Marco Klingbeil, 43, riskiert bewusst eine disziplinarische Strafe.
Marco Klingbeil, 43, riskiert bewusst eine disziplinarische Strafe.

© Frank Bachner

Zudem gebe es natürlich einen klaren Verhaltenskodex für die Beamten: angemessenes Auftreten, das einem Polizisten entspricht, gehört dazu, also etwa keine schrille Kostümierung. „Wer gegen diese Regeln verstößt, muss sofort die Parade verlassen“, sagt Ulmer.

Für Klingberg ist das eine Selbstverständlichkeit, vor allem aber versteht der 43-Jährige nicht, warum Brandenburger Beamte nicht dürfen, was den Berlinern erlaubt ist.

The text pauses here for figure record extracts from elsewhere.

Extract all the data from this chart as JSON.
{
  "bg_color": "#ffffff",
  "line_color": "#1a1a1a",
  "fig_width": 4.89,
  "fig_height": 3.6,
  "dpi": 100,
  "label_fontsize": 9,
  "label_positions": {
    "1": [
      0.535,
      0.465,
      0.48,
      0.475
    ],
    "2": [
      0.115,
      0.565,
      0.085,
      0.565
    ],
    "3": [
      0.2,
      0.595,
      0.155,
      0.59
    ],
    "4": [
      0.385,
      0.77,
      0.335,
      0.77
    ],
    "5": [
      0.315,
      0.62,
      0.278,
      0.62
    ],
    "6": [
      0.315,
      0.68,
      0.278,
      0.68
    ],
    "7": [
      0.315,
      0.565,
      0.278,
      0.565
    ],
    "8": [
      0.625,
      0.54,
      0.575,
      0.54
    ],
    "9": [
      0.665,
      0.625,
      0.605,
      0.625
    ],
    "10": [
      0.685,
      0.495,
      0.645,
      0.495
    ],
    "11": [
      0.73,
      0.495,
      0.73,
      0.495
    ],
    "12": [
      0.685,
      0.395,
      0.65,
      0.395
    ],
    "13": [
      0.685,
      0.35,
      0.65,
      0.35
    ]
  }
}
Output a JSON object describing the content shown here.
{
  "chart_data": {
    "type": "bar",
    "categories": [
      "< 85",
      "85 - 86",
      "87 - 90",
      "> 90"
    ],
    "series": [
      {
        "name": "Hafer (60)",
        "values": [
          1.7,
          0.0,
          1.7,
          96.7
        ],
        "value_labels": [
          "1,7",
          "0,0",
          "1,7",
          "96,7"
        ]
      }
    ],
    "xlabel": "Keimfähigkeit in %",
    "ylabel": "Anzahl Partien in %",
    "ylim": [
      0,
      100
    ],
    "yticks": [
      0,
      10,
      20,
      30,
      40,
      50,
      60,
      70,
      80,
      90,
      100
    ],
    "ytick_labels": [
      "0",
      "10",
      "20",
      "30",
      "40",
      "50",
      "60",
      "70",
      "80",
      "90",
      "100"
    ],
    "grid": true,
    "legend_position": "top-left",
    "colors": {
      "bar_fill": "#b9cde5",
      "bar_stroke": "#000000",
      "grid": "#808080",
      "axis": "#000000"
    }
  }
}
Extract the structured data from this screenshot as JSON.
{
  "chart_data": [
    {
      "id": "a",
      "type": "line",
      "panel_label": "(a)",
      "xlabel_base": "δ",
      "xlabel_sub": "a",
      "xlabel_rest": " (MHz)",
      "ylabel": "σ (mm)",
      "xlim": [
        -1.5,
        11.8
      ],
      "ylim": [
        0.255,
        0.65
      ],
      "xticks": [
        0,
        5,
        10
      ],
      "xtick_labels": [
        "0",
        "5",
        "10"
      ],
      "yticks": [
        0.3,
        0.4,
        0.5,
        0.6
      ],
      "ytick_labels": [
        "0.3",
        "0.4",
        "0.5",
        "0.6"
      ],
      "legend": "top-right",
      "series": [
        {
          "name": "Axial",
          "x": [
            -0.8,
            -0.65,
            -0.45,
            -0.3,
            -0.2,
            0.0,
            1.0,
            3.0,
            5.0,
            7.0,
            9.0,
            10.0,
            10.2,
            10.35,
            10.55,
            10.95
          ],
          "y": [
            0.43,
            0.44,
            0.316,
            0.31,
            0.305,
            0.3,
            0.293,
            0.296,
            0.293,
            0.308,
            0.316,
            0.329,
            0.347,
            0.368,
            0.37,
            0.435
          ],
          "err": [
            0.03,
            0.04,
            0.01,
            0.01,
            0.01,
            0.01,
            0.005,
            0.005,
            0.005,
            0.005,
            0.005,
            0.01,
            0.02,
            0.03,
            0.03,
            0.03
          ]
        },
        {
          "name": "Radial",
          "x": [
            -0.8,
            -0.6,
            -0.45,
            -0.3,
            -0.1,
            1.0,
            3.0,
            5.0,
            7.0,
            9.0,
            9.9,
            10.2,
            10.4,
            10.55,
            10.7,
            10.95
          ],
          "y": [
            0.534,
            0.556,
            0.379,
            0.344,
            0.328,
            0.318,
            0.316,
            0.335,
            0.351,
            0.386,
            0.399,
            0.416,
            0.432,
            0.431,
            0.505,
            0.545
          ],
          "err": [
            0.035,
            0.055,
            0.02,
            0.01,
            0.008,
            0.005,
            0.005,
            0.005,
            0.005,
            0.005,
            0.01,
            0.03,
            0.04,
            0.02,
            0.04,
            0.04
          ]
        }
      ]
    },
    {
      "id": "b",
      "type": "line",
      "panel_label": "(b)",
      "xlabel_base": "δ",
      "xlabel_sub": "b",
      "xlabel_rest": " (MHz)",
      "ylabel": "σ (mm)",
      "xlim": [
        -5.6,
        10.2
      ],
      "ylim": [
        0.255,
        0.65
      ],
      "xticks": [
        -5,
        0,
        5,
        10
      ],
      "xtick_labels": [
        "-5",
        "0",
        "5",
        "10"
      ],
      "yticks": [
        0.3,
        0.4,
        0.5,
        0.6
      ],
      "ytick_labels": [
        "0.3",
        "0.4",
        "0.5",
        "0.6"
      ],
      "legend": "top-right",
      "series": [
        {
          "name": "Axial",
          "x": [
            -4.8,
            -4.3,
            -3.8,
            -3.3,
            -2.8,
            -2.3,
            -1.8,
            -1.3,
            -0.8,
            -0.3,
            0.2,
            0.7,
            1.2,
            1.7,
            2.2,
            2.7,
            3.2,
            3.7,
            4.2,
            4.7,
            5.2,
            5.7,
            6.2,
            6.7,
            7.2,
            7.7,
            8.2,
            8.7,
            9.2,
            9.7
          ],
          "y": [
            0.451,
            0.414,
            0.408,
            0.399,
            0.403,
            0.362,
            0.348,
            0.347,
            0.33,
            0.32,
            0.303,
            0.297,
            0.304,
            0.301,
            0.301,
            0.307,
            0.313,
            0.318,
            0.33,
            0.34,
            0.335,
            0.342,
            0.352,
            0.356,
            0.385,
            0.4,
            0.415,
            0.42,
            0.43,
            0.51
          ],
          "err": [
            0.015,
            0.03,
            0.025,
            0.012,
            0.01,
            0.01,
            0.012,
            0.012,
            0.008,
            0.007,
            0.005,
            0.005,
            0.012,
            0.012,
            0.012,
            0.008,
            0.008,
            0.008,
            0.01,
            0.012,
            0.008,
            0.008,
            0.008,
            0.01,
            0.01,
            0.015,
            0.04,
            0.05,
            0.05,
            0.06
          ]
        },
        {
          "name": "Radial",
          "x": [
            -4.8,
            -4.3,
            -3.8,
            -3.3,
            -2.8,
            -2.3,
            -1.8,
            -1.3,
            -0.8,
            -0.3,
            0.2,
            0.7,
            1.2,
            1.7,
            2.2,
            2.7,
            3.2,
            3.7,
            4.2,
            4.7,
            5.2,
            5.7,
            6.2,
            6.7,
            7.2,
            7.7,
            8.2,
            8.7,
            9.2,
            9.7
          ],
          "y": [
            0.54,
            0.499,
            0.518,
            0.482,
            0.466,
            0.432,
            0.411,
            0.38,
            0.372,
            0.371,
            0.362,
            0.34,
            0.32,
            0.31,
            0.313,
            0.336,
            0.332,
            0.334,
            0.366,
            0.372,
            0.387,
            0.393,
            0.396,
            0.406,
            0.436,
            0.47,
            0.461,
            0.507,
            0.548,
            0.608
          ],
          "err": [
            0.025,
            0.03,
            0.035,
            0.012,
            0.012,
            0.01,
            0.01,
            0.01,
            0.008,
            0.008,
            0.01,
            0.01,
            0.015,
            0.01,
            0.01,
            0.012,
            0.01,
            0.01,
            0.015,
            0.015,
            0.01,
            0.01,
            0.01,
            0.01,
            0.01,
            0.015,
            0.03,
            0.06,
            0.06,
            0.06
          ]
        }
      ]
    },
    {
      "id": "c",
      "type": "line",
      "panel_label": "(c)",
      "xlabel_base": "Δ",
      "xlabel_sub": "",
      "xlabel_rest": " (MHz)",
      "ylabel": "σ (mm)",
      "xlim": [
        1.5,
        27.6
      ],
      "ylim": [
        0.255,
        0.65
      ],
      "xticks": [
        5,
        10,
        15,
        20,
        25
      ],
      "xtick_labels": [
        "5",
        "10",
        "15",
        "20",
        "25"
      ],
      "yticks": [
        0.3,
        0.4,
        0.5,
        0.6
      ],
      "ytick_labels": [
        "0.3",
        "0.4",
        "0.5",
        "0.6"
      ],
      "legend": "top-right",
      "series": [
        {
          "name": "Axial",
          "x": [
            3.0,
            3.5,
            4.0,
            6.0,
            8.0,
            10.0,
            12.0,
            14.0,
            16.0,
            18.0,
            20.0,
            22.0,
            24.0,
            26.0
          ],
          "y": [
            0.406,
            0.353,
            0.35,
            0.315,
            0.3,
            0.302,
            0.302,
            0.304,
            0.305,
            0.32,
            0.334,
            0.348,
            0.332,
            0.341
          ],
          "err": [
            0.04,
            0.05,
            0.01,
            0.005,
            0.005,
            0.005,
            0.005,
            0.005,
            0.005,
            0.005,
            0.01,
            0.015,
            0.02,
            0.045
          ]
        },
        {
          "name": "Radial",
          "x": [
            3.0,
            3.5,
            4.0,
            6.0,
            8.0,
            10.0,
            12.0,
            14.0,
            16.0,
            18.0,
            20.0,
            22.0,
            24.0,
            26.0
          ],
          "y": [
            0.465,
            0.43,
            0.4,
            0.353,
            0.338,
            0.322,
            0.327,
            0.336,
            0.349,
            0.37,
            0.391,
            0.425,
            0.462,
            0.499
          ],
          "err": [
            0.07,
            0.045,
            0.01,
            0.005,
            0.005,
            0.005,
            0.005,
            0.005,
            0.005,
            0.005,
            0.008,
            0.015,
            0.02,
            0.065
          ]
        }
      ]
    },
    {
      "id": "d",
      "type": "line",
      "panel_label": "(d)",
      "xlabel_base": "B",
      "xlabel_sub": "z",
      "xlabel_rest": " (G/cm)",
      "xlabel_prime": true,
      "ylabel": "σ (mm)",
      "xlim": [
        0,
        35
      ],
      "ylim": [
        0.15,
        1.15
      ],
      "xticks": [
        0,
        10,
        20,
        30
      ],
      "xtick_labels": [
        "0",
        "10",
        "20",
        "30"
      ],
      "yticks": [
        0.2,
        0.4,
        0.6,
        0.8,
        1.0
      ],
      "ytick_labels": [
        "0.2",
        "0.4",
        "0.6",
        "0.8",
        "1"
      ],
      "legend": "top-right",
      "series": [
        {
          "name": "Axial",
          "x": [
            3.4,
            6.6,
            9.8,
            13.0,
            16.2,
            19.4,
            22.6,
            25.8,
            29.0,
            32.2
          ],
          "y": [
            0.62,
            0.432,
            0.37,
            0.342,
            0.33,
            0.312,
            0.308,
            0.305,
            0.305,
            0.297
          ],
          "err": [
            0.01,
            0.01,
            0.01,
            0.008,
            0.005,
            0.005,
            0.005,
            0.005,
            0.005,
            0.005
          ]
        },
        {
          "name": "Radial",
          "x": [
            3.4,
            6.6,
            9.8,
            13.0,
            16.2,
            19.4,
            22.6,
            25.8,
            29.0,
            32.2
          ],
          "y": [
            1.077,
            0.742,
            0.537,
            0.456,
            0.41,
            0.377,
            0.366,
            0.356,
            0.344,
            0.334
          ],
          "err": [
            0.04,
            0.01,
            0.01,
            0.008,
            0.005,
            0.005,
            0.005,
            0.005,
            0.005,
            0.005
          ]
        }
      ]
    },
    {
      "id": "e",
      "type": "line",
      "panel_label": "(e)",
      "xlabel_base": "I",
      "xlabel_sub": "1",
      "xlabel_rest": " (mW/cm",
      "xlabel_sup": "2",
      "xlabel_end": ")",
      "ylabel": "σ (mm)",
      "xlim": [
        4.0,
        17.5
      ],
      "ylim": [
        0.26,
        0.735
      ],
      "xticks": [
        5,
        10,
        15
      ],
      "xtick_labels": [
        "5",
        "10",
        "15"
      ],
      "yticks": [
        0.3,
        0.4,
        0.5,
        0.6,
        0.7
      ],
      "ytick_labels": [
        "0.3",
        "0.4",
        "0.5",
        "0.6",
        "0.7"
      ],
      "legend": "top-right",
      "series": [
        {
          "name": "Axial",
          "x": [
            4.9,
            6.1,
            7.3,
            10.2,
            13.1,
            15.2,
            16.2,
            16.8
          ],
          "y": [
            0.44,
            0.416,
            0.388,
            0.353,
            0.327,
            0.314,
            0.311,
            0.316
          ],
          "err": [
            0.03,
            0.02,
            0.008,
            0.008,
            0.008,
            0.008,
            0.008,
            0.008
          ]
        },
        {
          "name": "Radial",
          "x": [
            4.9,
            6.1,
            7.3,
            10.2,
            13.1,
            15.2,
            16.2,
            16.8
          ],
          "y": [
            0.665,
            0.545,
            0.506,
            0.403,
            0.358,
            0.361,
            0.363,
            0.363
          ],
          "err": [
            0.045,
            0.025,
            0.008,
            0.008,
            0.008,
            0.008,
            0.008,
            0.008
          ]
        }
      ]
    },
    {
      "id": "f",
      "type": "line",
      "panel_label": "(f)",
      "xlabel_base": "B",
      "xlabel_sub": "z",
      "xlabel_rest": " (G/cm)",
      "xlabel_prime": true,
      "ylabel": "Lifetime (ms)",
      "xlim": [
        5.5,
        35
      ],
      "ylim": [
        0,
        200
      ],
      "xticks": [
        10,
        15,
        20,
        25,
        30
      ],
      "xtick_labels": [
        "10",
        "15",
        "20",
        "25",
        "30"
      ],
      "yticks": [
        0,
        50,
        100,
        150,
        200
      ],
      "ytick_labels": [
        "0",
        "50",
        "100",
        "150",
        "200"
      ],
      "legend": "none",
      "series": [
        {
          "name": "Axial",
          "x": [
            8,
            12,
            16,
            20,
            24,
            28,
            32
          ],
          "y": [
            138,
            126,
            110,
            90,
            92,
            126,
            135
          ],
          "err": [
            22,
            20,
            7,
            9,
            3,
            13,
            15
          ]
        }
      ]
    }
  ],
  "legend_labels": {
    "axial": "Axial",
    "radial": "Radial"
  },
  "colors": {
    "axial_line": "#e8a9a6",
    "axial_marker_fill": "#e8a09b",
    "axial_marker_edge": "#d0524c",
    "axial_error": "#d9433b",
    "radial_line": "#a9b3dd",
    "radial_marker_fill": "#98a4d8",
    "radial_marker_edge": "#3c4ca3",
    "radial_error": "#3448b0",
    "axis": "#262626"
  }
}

Ganz einfach, sagt Ingo Decker, Sprecher des Brandenburger Innenministeriums: „Eine Uniform ist eine Dienstbekleidung.“ Ein Polizist müsse für jeden als Funktionsträger erkennbar sein. Beim CSD aber könne sich jeder kostümieren, wie er wolle, also auch mit einer Polizeiuniform. Wie also soll ein Bürger einen echten Polizisten erkennen? Gut, „die Berliner haben in diesem Punkt eine andere Einschätzung“, sagt Decker, „aber die müssen wir ja nicht übernehmen.“

Das Ministerium in Potsdam fürchtet einen Dominoeffekt

Bitte, es könne ja jeder Polizist bei der Parade mitmarschieren, „aber das ist dann eine außerdienstliche Betätigung“. Denn mit den Zielen des CSD habe die Polizei ja nun beim besten Willen nichts zu tun. Und das Argument, die Parade sei ja auch eine Werbeplattform für die Polizei, das macht ihn sogar fassungslos. „Ich habe schon vieles gehört, aber so etwas nun wirklich noch nicht.“ Er denkt vielmehr an den Dominoeffekt: „Beim nächsten Mal will einer in Uniform für den Erhalt der Braunkohle demonstrieren.“

Vier Landesregierungen haben ihren Beamten erlaubt, dass sie bei der Parade in Uniform auftreten, die anderen lehnten ab. Flankiert werden die Deutschen von Polizisten aus zwölf europäischen Nationen, alle in Uniform. In den Niederlanden gehören Polizisten in Dienstkleidung bei CSD-Paraden seit Jahren zum gewohnten Bild.

Im Moment findet in Berlin der Europäische Kongress schwul-lesbischer Polizisten statt, für die Teilnehmer ist die Parade der emotionale Höhepunkt. Für Klingberg natürlich auch, aber er weiß, dass notfalls schnell Schluss mit lustig ist. Und dass Partygänger Marco dann zum Kommissar Klingberg wird. Wenn direkt vor ihm eine Straftat passiert, greift er natürlich ein, ganz erkennbar Polizist.